Will there be an increase in challenges to arbitral awards on grounds of public importance?

United KingdomScotland

Although this report relates to a purely maritime dispute, as to the correct interpretation of a particular clause used in a Charter Party Agreement, it is of general interest as permission to challenge the arbitrators’ award had been allowed on the little used ground in section 69(3) of the Arbitration Act 1996 (the “1996 Act”) that ‘the question is one of general public importance’ and the decision is at least open to ‘serious doubt’. Further, it is a challenge heard shortly after the Lord Chief Justice’s much publicised March 2016 Bailii lecture, in which he commented that the consequence of section 69 of the 1996 Act was that “far fewer appeals from arbitral awards come before the courts, as only a small number satisfy the test for the grant of permission to appeal” resulting in reduced potential “for the courts to develop and explain the law.”

Dry Log Bulk Carriers v Phaethon International Co SA [2016] EWHC 3798 (Comm).

Decision

In May 2016 the arbitrators found in the Charterer’s favour and in June 2016 the owners applied for permission to challenge the interpretation in the award relying on section 69(3). The decision on the challenge was issued to the parties in November 2016 but only recently published.

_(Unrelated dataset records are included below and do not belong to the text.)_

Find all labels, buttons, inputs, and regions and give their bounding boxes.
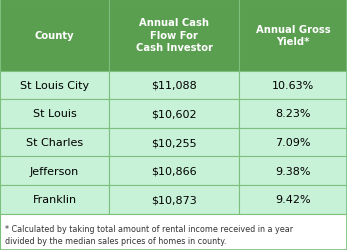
Text: * Calculated by taking total amount of rental income received in a year
divided : * Calculated by taking total amount of r… bbox=[5, 224, 293, 244]
Text: $10,602: $10,602 bbox=[152, 109, 197, 119]
Bar bbox=[109, 71, 239, 100]
Text: $10,866: $10,866 bbox=[152, 166, 197, 176]
Text: St Charles: St Charles bbox=[26, 138, 83, 147]
Bar bbox=[0, 100, 109, 128]
Bar bbox=[109, 185, 239, 214]
Text: 7.09%: 7.09% bbox=[276, 138, 311, 147]
Text: Annual Cash
Flow For
Cash Investor: Annual Cash Flow For Cash Investor bbox=[136, 18, 213, 53]
Bar bbox=[109, 100, 239, 128]
Text: 8.23%: 8.23% bbox=[276, 109, 311, 119]
Text: $11,088: $11,088 bbox=[152, 80, 197, 90]
Text: $10,873: $10,873 bbox=[152, 194, 197, 204]
Text: $10,255: $10,255 bbox=[152, 138, 197, 147]
Bar bbox=[239, 157, 347, 185]
Bar bbox=[239, 100, 347, 128]
Text: 10.63%: 10.63% bbox=[272, 80, 314, 90]
Text: 9.42%: 9.42% bbox=[276, 194, 311, 204]
Text: Franklin: Franklin bbox=[33, 194, 77, 204]
Bar bbox=[0, 71, 109, 100]
Bar bbox=[0, 128, 109, 157]
Bar bbox=[239, 71, 347, 100]
Bar bbox=[109, 0, 239, 71]
Text: County: County bbox=[35, 31, 75, 40]
Text: St Louis: St Louis bbox=[33, 109, 77, 119]
Bar bbox=[0, 185, 109, 214]
Text: St Louis City: St Louis City bbox=[20, 80, 89, 90]
Bar bbox=[109, 128, 239, 157]
Bar bbox=[0, 157, 109, 185]
Bar bbox=[239, 185, 347, 214]
Text: Annual Gross
Yield*: Annual Gross Yield* bbox=[256, 24, 331, 47]
Text: 9.38%: 9.38% bbox=[276, 166, 311, 176]
Bar bbox=[109, 157, 239, 185]
Text: Jefferson: Jefferson bbox=[30, 166, 79, 176]
Bar bbox=[239, 128, 347, 157]
Bar bbox=[0, 0, 109, 71]
Bar bbox=[0, 214, 347, 250]
Bar bbox=[239, 0, 347, 71]
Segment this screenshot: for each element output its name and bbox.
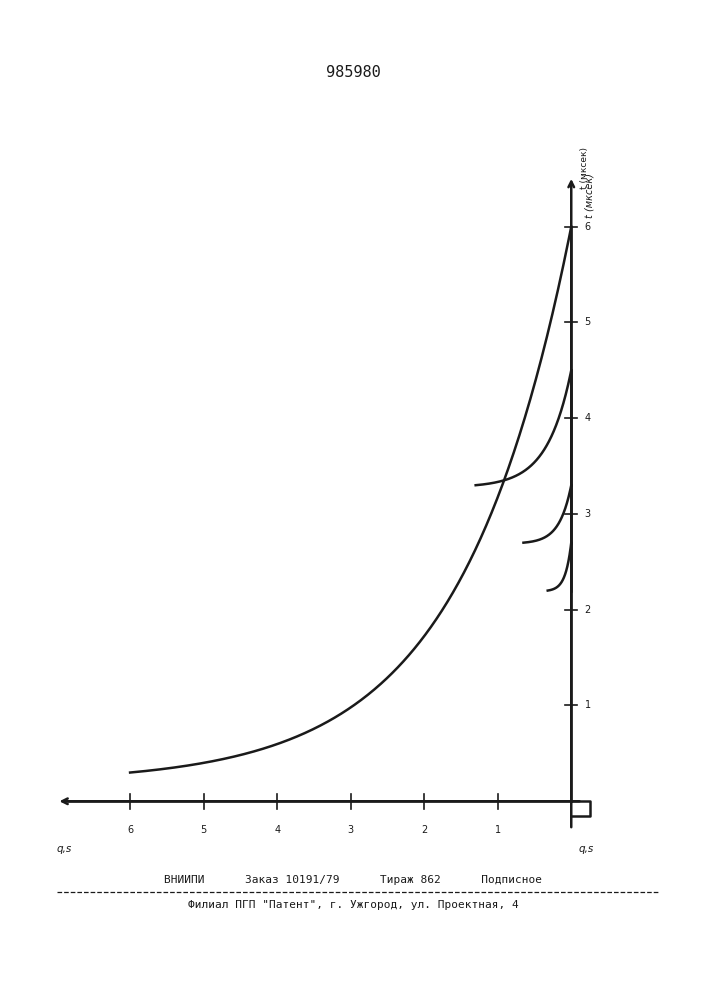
Text: t (мксек): t (мксек) bbox=[585, 173, 595, 218]
Text: ВНИИПИ      Заказ 10191/79      Тираж 862      Подписное: ВНИИПИ Заказ 10191/79 Тираж 862 Подписно… bbox=[165, 875, 542, 885]
Text: q,s: q,s bbox=[578, 844, 594, 854]
Text: 4: 4 bbox=[274, 825, 280, 835]
Text: 5: 5 bbox=[201, 825, 206, 835]
Text: 2: 2 bbox=[585, 605, 591, 615]
Text: 4: 4 bbox=[585, 413, 590, 423]
Text: q,s: q,s bbox=[57, 844, 71, 854]
Text: 3: 3 bbox=[348, 825, 354, 835]
Text: Филиал ПГП "Патент", г. Ужгород, ул. Проектная, 4: Филиал ПГП "Патент", г. Ужгород, ул. Про… bbox=[188, 900, 519, 910]
Text: 3: 3 bbox=[585, 509, 590, 519]
Text: 2: 2 bbox=[421, 825, 427, 835]
Text: 1: 1 bbox=[585, 700, 590, 710]
Text: 6: 6 bbox=[585, 222, 590, 232]
Text: 985980: 985980 bbox=[326, 65, 381, 80]
Text: 1: 1 bbox=[495, 825, 501, 835]
Text: t (мксек): t (мксек) bbox=[580, 147, 589, 189]
Text: 6: 6 bbox=[127, 825, 133, 835]
Text: 5: 5 bbox=[585, 317, 591, 327]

At the hearing of the challenge the Charterers opposing the challenge argued that, as a preliminary issue, the court should dismiss the appeal because, on the facts, the relevant clause was not engaged and so the issue before the court as to the correct interpretation of the clause was of no consequence. One might have expected Leggatt J to take this point as a ‘preliminary issue’ but he declined to do so referring to the Lord Chief Justice’s speech and the danger that the very popularity and success of arbitration in certain areas of commerce such as shipping will reduce the ability of the courts to develop and keep up to date the law arbitrators must apply: to prevent that from happening there needs to be a sufficient flow of cases to the courts. With that in mind, he concluded that it was right to decide the question posed even if it should turn out to be irrelevant to the parties to this particular dispute.



Leggatt J then carefully analysed the clause and concluded that he agreed with the arbitrators’ decision as to its correct meaning. He then turned to the ‘preliminary issue’ that the Charterers had raised and concluded that they were correct that on the facts of the case the clause was not operative.



Comment

Lord Thomas’ March 2016 lecture met with a mixed reaction, with some commentators arguing that the parties’ agreements to arbitrate their disputes should be respected above the role those disputes may play in the development of English commercial law. Nevertheless, Mr Justice Legatt’s comments in this judgment may well result in an increase in applications to appeal arbitral awards based on grounds of public importance.